Tomorrow, Justice Richard Goldstone will give the George Herbert Walker, Jr. Lecture in International Studies. In the name of free speech, we welcome Justice Goldstone to campus, but we do not think this lecture provides an appropriate forum for his visit.

Justice Goldstone is a distinguished jurist who admirably served on South Africa’s Constitutional Court and as the Chief Prosecutor of the International Criminal Tribunals for the former Yugoslavia and Rwanda. But the Justice is now most closely identified with his infamous investigation into the war Israel fought against Hamas last year, published as the Goldstone Report.

The report is a product of the United Nations Human Rights Council, a body that is used by some of the world’s worst human rights abusers to deflect attention from their own authoritarianism and brutality. The Council’s membership includes Cuba, Egypt, Pakistan, Russia, and Saudi Arabia and is obsessively anti-Israel: In its short existence, it has issued more condemnations of Israel than of the 192 United Nations member states combined.

Goldstone accepted a mandate from this council to investigate Israel, and only Israel, over its attack last year on the internationally-recognized terrorist group Hamas. The report he produced is a perversion of human rights and international law. It treats Hamas’ allegations with meticulous credulity, but Israeli claims with flippant skepticism. It is riddled with factual errors and twisted accounts of the war. The members of Goldstone’s staff have long histories of anti-Israel political activism. The report makes frequent and unsupported editorial declarations against Israel and included testimony from residents of Gaza who feared retaliation from Hamas. Justice Goldstone himself has admitted that nothing in the report would be admissible as credible evidence in a court of law.

When it was released four months ago, the report was vigorously condemned across the political spectrum. The Obama administration’s Special Envoy for Middle East Peace, George Mitchell, called it “one-sided and deeply flawed.” United Nations ambassador Susan Rice called it “unbalanced, one-sided and basically unacceptable.” The State Department expressed “very serious concerns” with the way the investigation was conducted and the conclusions it reached. The ranking Republican on the House Foreign Affairs Committee declared: “In addition to its endemic anti-Israel bias, the Goldstone Report contains ominous implications for the future right of the U.S., Israel and other sovereign democracies to defend themselves.”

The Wall Street Journal condemned the Goldstone Report as “a new low” for the United Nations while the Economist called it “deeply flawed” and “a thimbleful of poison.” The Washington Post editorialized that the Goldstone Report made a “mockery of impartiality” (“War Unchecked,” Nov. 15). The Post also noted that the Report concluded, “on scant evidence, that ‘disproportionate destruction and violence against civilians were part of a deliberate policy’ by Israel [while] at the same time, it pronounced itself unable to confirm that Hamas hid its fighters among civilians, used human shields, fired mortars and rockets from outside schools, stored weapons in mosques, and used a hospital for its headquarters, despite abundant available evidence.” Even B’Tselem, the left-wing Israeli human rights organization, denounced Goldstone’s claims of Israeli targeting of civilians.

We could go on, but it is unnecessary: The Goldstone Report is viewed as neither legitimate nor scrupulous by serious scholars, lawyers, politicians or activists.

It is thus astonishing that Yale would attempt to legitimize Goldstone by awarding him the Walker Lecture — an honor that has been bestowed on George Mitchell, Madeleine Albright and David Lange — and thereby take sides in a bitter controversy. The Goldstone Report is held in such poor esteem that not even the good name of Yale University can rescue it.
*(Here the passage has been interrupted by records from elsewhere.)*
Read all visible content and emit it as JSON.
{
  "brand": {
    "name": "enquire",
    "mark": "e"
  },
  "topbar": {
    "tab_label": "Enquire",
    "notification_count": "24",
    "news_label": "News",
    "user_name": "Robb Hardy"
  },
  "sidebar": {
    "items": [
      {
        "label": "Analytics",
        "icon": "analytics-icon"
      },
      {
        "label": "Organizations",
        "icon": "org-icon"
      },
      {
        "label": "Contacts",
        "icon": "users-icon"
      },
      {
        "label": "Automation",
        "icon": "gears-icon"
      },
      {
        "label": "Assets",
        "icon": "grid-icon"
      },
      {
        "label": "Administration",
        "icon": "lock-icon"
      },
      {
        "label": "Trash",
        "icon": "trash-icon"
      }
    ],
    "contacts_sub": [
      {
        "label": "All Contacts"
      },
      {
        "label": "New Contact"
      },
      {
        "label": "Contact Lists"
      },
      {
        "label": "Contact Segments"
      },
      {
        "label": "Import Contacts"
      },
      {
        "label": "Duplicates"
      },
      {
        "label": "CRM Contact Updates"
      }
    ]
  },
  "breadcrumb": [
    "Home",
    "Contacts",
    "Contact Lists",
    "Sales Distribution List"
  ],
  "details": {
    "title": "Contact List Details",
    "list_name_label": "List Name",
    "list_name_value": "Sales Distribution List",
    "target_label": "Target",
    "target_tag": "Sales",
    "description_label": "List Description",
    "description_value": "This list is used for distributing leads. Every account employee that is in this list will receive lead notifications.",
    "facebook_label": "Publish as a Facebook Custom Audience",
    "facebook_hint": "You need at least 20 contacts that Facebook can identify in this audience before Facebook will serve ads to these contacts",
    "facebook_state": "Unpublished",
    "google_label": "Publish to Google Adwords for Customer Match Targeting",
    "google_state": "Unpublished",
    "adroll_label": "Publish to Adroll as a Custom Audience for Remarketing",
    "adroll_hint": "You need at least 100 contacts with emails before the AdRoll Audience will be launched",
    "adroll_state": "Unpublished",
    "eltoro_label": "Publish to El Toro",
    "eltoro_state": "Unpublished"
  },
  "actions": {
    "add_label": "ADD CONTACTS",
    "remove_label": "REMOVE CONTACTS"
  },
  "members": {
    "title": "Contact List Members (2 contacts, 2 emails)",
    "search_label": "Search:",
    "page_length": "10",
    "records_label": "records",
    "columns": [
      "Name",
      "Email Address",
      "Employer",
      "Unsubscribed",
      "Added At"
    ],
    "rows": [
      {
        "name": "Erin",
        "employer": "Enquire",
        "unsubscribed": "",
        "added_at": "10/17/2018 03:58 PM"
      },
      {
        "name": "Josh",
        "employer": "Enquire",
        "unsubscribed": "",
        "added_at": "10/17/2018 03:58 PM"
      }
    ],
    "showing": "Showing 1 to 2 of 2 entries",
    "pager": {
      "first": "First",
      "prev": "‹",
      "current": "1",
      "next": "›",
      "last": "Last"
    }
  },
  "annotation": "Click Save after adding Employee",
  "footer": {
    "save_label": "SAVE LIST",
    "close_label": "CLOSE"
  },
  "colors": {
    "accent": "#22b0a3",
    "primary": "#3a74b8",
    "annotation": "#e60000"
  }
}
Instead, Yale’s reputation will be tarnished in its attempt to laud and legitimize such a discredited figure.

We believe that Justice Goldstone should come to Yale. But if he is to make an officially sanctioned appearance on campus, it should be in a forum befitting the man and his work: a debate in which his alleged judicial impartiality can be challenged — not a coronation that seeks to sanitize his work and shield him from much-deserved criticism.

Noah Pollak and Adam Yoffie are, respectively, second-year students in the Graduate Program in International Relations and the Law School.